Bundeskanzlerin Angela Merkel (CDU) zeigt sich grundsätzlich offen für die von Westerwelle geforderte „Generaldebatte“ über den Sozialstaat. In der Woche vom 15. März sei im Zuge der Haushaltsberatungen des Bundestages ohnehin eine Generaldebatte vorgesehen, sagte der stellvertretende Regierungssprecher Christoph Steegmans am Montag in Berlin.

Westerwelle bekräftigte in dem Interview, schärfer gegen Hartz-IV-Betrüger vorgehen zu wollen. „Wir wollen den Bedürftigen helfen, aber nicht den Findigen. Und wir dürfen nicht zulassen, dass der, der arbeitet, immer mehr der Dumme ist, weil ihm immer weniger bleibt.“ 45 Prozent des Bundeshaushaltes würden für Soziales ausgegeben, zusammen mit Zinsen für Schulden sogar 60 Prozent. Wenn die Politik so weitergehe, werde bald der normale Steuerzahler zum Sozialfall.

Kritik an seinem Stil wies der Außenminister zurück. „Das Herumreden um den heißen Brei führt doch nur zu noch mehr Politikverdrossenheit“, zitierte ihn die „Bild“-Zeitung.

Die Sache mit dem Esel

Der hessische FDP-Vorsitzende Jörg-Uwe Hahn, forderte Bundeskanzlerin Angela Merkel (CDU) in der „Frankfurter Rundschau“ (Montagsausgabe) auf, Westerwelle in der Debatte um die Neuregelung von Hartz IV gegen Attacken aus der CDU zu verteidigen. „Ich erwarte ein Machtwort von Angela Merkel“, sagte Hahn. Die Bundeskanzlerin müsse „ihren Stellvertreter vor unmöglichen Beschimpfungen aus der Union in Schutz nehmen“. Eine derartige Beschimpfungen sei etwa die Äußerung von Heiner Geißler. Der hatte Westerwelles Wort von „spätrömischer Dekadenz“ mit einem Verweis auf den spätrömischen Kaiser Caligula beantwortet, der seinerzeit einen Esel zum Konsul ernannt hatte: „Insofern stimmt Westerwelles Vergleich: Vor 100 Tagen ist ein Esel Bundesaußenminister geworden“, sagte der CDU-Politiker der Zeitung „Die Welt“.
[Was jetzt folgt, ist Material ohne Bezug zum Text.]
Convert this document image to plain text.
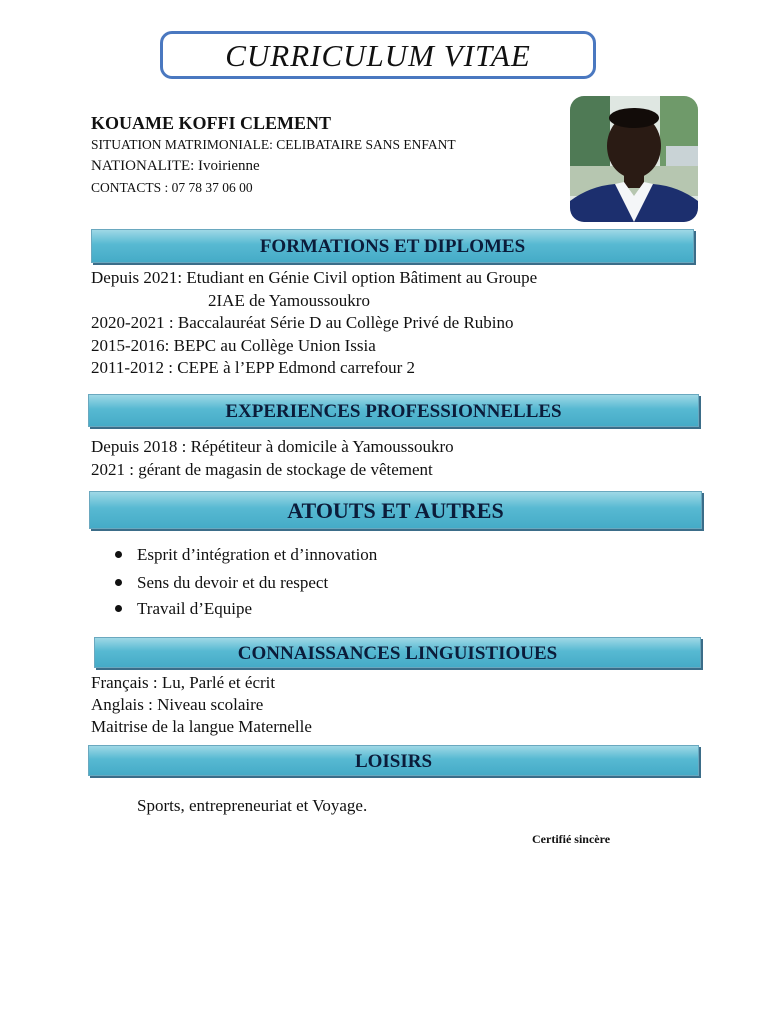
CURRICULUM VITAE
KOUAME KOFFI CLEMENT
SITUATION MATRIMONIALE: CELIBATAIRE SANS ENFANT
NATIONALITE: Ivoirienne
CONTACTS : 07 78 37 06 00
FORMATIONS ET DIPLOMES
Depuis 2021: Etudiant en Génie Civil option Bâtiment au Groupe
2IAE de Yamoussoukro
2020-2021 : Baccalauréat Série D au Collège Privé de Rubino
2015-2016: BEPC au Collège Union Issia
2011-2012 : CEPE à l’EPP Edmond carrefour 2
EXPERIENCES PROFESSIONNELLES
Depuis 2018 : Répétiteur à domicile à Yamoussoukro
2021 : gérant de magasin de stockage de vêtement
ATOUTS ET AUTRES
Esprit d’intégration et d’innovation
Sens du devoir et du respect
Travail d’Equipe
CONNAISSANCES LINGUISTIOUES
Français : Lu, Parlé et écrit
Anglais : Niveau scolaire
Maitrise de la langue Maternelle
LOISIRS
Sports, entrepreneuriat et Voyage.
Certifié sincère
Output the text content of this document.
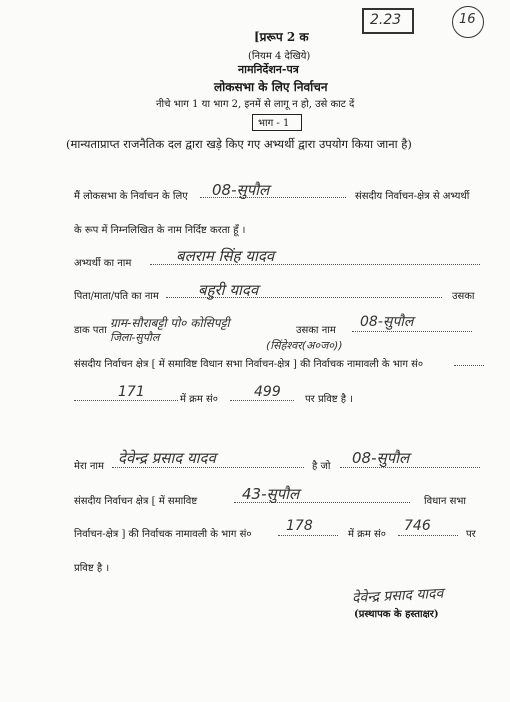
2.23	16
[प्ररूप 2 क
(नियम 4 देखिये)
नामनिर्देशन-पत्र
लोकसभा के लिए निर्वाचन
नीचे भाग 1 या भाग 2, इनमें से लागू न हो, उसे काट दें
भाग - 1
(मान्यताप्राप्त राजनैतिक दल द्वारा खड़े किए गए अभ्यर्थी द्वारा उपयोग किया जाना है)
मैं लोकसभा के निर्वाचन के लिए 08-सुपौल	संसदीय निर्वाचन-क्षेत्र से अभ्यर्थी
के रूप में निम्नलिखित के नाम निर्दिष्ट करता हूँ ।
अभ्यर्थी का नाम	बलराम सिंह यादव
पिता/माता/पति का नाम	बहुरी यादव	उसका
डाक पता
ग्राम-सौराबट्टी पो० कोसिपट्टी
जिला-सुपौल
उसका नाम
08-सुपौल
(सिंहेश्वर(अ०ज०))
संसदीय निर्वाचन क्षेत्र [ में समाविष्ट विधान सभा निर्वाचन-क्षेत्र ] की निर्वाचक नामावली के भाग सं०
171	में क्रम सं०	499 पर प्रविष्ट है ।
मेरा नाम देवेन्द्र प्रसाद यादव	है जो 08-सुपौल
संसदीय निर्वाचन क्षेत्र [ में समाविष्ट	43-सुपौल	विधान सभा
निर्वाचन-क्षेत्र ] की निर्वाचक नामावली के भाग सं०
178
में क्रम सं०
746
पर
प्रविष्ट है ।
देवेन्द्र प्रसाद यादव
(प्रस्थापक के हस्ताक्षर)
Derweil hat sich auch CSU-Generalsekretär Alexander Dobrindt kritisch über Westerwelle geäußert: Fordern und Fördern gehöre zwar immer zusammen. Doch gehöre Solidarität zu den Grundpfeilern der sozialen Marktwirtschaft. „Das ist in keinster Weise sozialistisch“, sagte Dobrindt der „Passauer Neuen Presse“ (Montagausgabe). „Als Bundesminister muss man sich immer bewusst sein, dass man alle Deutschen vertritt und nicht nur bestimmte Gruppen“, betonte er.

Koalitionssorgen, Oppositionsspott

Auch Sachsen-Anhalts Ministerpräsident Wolfgang Böhmer (CDU) wies die Äußerungen Westerwelles zurück. Dass diese Debatte sozialistische Züge trage, sei nicht nachvollziehbar. Zugleich machte er deutlich, dass er keinen Bedarf für höhere Hartz-IV-Regelsätze bei Erwachsenen sehe.

Der CDU-Innenpolitiker Wolfgang Bosbach mahnte zu mehr Besonnenheit: „Ich mache mir schon Sorgen über das Erscheinungsbild der Koalition - gerade in den letzten Tagen nicht nur wegen der umstrittenen Äußerungen von Guido Westerwelle“. Die Menschen dürften nicht das Gefühl bekommen, dass sich die Regierungsparteien mehr mit sich selbst beschäftigen, mit Strategie und Taktik, als mit ihren Sorgen und den Problemen des Landes.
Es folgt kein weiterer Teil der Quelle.